Monday, 24 January 2011

Arts funding cuts - where next for the York Literature Festival?

In a recession, arts funding is always seen as a soft option when cutbacks are on the table. It’s not that arts types don’t protest – far from it. It’s more that there’s no easy way for the bean counters to put any quantifiable price tag to the benefit that supporting the arts can bring. Anything that can’t prove its worth to the profit making machine automatically counts as frivolous, not worth spending money on.

It’s a narrow-minded way to conduct cultural policy. The arts have a value that goes far beyond the purely economic. Engagement with culture increases quality of life, boosts health and well-being, improves education, provides disaffected youth with alternatives to anti-social behaviour, and creates and nurtures transferable skills that are essential in the workplace. When you take away provision for such things, you take away a lifeline for many people – and you have to pay the price, indirectly, afterwards.

It is always a pity when a grassroots literary movement bites the dust. That’s exactly what has happened to the York Literature Festival, which will not be going ahead in 2011 despite four successful years as a showcase of the best local and regional literature. York Literature Festival has always been planned and run from within the local community, by a volunteer committee and team of promoters. Despite the inherent challenges of running a Festival staffed by volunteers, it attracted writers of the calibre of Carol Ann Duffy, Kate Atkinson, Jim Crace and Tracy Chevalier over the years.

So why the demise of the Festival?

The first nails started going into the coffin in late 2009, when York City Council formally withdrew the funding that had previously made the Festival possible. The committee were left with no choice but to plan and run a Festival that was entirely self-funding. And they managed it. The 2010 York Literature Festival ran off modest sponsorships from local businesses and generous private donations from groups and individuals. The result was a packed 10-day programme that drew in literary enthusiasts from across the region. But there is only so long a Festival can go on without secure funding to produce programmes and publicity, and to attract big-name writers. The committee could only hold out so long in hope that the funding they needed for the long term would arrive. It never did.

So, for now, the York Literature Festival is no more. In mourning its passing I have to take my hat off to Miles, Fiona, Antonia, Jenny, Rob, Adrienne, Rose and Alan, and the many other local people who willingly gave up their time or donated money to make previous Festivals happen. I might not mind so much if they were just plucky underdogs, defeated by circumstance. But this story illustrates another side of something that’s happening nationally, which is really beginning to trouble me.

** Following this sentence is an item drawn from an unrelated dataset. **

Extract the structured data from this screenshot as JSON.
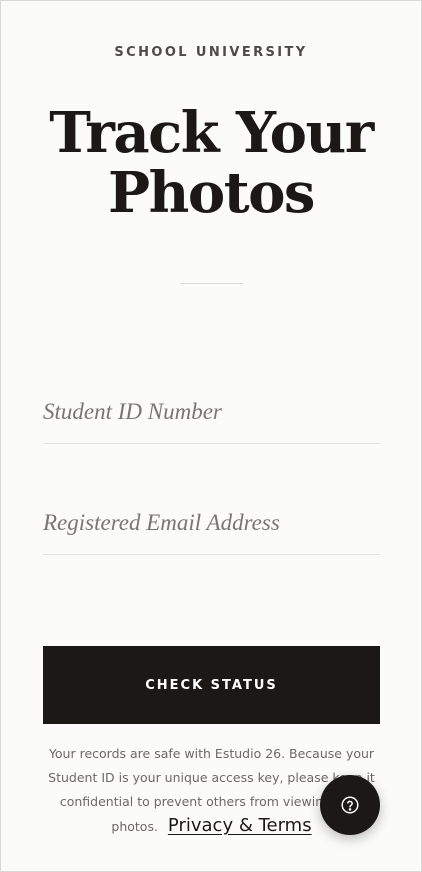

On the whole, the arts are resilient in times of recession. Straitened financial circumstances force people into finding new ways to entertain themselves. The Thatcherite recession of the 1980s created a wave of small-scale, local, “do-it-yourself” arts movements. Punk had encouraged the belief that ordinary people could make things happen; Thatcherism forced ordinary people to step up to the challenge. Grassroots art thrived in a way that the establishment couldn’t have predicted – and didn’t altogether like.

There are signs that the same is starting to happen again in the poetry world. Milton Keynes’ Monkey Kettle is leading the way with its triumphant brand of leftfield satire and surrealism. In the north-east, we now have Beautiful Scruffiness. I predict it’s going to be the first of many new, grassroots publications: run by poets, produced on a shoestring but not compromising in production quality, and designed to bring poetry back where it belongs – among the people.

The problem is that there are vested interests even within the liberal arts. And those interests sometimes end up opposing grassroots arts movements, rather than supporting them.

In the corporate mind-set, control is everything. The name, the branding, the “public image”, everything that happens has to be carefully micro-managed to ensure that only the corporate values are reflected. That’s why, to take a purely hypothetical example, you could envisage a situation where a civic authority might refuse a small grant to a grassroots festival and subsequently spend thousands subsidising glossy brochures for a public event (maybe also branded a “Festival”), which turns out to be just a thinly disguised publicity junket for a wealthy local industry. To take another hypothetical example, you might envisage other corporations (and remember, corporations come in all kinds of guises these days, in the public as well as the private sectors) being frustrated at not owning the name and brand identity for a grassroots festival. Instead of supporting, they might want such festivals to fail (or even be planning for it). Where control is not an option, the only alternative is to quash it altogether.

I’m comforted by the knowledge that the grassroots won’t stay silent for long. Where we’re squashed in one place, we will come back even stronger somewhere else. Literature and art will thrive in Britain, whatever the Con-Dems in central government or the stuffed shirts in the councils do.

The great thing about the grassroots is its self-reliance. Local people really can make things happen where they are, with negligible funding. Those corporate interests that sneered at the York Literature Festival because it never was corporate could be in for a shock when the recession axe starts to fall against their interests too. They may well find that they’ve lost the support and goodwill of the community that they need to carry them through the storm.